‘Namibia should consider two-pot pension system’

Ben Bertolini

An investment expert has advised Namibia to investigate South Africa’s two-pot retirement system, which allows workers to use part of their retirement money without resigning.

South Africa’s finance ministry has proposed a retirement system that would give people early access to a portion of their retirement pensions.

The changes are expected to take effect on 1 March next year.

With Namibia trying to reform the non-banking sector, including the retirement system, the two-pot system might be worth looking into, said Ben Bertolini, the managing director of M&G Investments Namibia.

During a presentation to members of parliament last week, Bertolini noted that Namibia might use the two-pot system, though it comes with many complications.

“As Namibians, we need to craft out a solution […],” Bertolini said. “So, if we implement a two-pot system tomorrow, and when I get a job, 30% of my pension contribution goes to a savings pot, and the rest, or 70%, is going to a retirement pot.”

At any given time, a member of the pension and provident funds can access a portion of their retirement pension before reaching retirement age.

“So the benefits of the system are that at any given point in time, if a member experiences financial problems, they can go to the savings pot.
“Obviously, you know how people are. We need to have certain rules and regulations with regard to that. For example, you can only get a minimum withdrawal per year,” Bertolini said.

National Union of Namibian Workers secretary general Job Muniaro has warned against new systems that he says may risk members’ retirement funds.

He said if members are allowed to access part of their pensions, it will expose them to uncertainties, especially those that are due for retirement.

The introduction of the Financial Institutions and Markets Act (Fima) has widely attracted criticism, as the proposal seeks to introduce a mandatory preservation of pensions.

The main concern is that once Fima is implemented, members of retirement funds will lose access to 75% of their fund credits if they withdraw early, as this portion must be preserved until age 55.

According to the Namibia Financial Institutions Supervisory Authority (Namfisa), the draft regulation would apply to every retirement fund registered under Fima.

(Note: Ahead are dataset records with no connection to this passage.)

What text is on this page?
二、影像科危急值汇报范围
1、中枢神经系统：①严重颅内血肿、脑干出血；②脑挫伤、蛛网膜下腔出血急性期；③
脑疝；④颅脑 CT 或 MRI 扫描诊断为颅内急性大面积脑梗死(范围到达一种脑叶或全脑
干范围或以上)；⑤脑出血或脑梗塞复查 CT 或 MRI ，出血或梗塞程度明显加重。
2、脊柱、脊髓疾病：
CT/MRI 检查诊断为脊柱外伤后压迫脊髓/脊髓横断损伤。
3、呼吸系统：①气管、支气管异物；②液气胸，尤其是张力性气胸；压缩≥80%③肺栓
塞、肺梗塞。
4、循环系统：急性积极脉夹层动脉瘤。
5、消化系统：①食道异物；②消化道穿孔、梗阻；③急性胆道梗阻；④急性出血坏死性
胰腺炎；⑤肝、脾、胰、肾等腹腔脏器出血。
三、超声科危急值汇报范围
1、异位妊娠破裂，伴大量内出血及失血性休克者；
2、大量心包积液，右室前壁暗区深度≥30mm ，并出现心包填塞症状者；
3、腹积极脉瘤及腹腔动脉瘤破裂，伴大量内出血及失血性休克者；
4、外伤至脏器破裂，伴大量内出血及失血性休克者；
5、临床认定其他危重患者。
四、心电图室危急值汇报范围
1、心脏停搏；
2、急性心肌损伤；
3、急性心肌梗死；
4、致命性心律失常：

The implementation of Fima is currently on hold, after concerns were raised with Namfisa.

Finance minister Iipumbu Shiimi has said the postponement is to allow for broader consultations regarding the proposed regulation for the compulsory preservation of retirement benefits.

The pension fund industry is the biggest in the country, with assets in excess of N$160 billion.

Last year, analysts who preferred to be anonymous as they deal with pension money, told The Namibian that the two-pot system was an interesting concept, especially considering the emergency part such as that brought about by the Covid-19 pandemic.

“It could definitely actually be a way for there to be less reliance or dependence on the government to then step in and do some sort of an emergency income grant,” said one analyst.

South Africa is not the only country looking at introducing this pension withdrawal system. Last year, Zambian president Hakainde Hichilema passed into law a bill that allows for partial withdrawal of benefits by a member.

According to him, this law was going to enable employees to start investing part of their pension funds early in their working lives.

Like Namibia, most South Africans and Zambians have been resigning to get their hands on a significant amount of money in their retirement annuity for different purposes.

This normally comes at a high cost in terms of taxes and worries including people blowing their pension money, leaving more people more dependent on government help after retirement.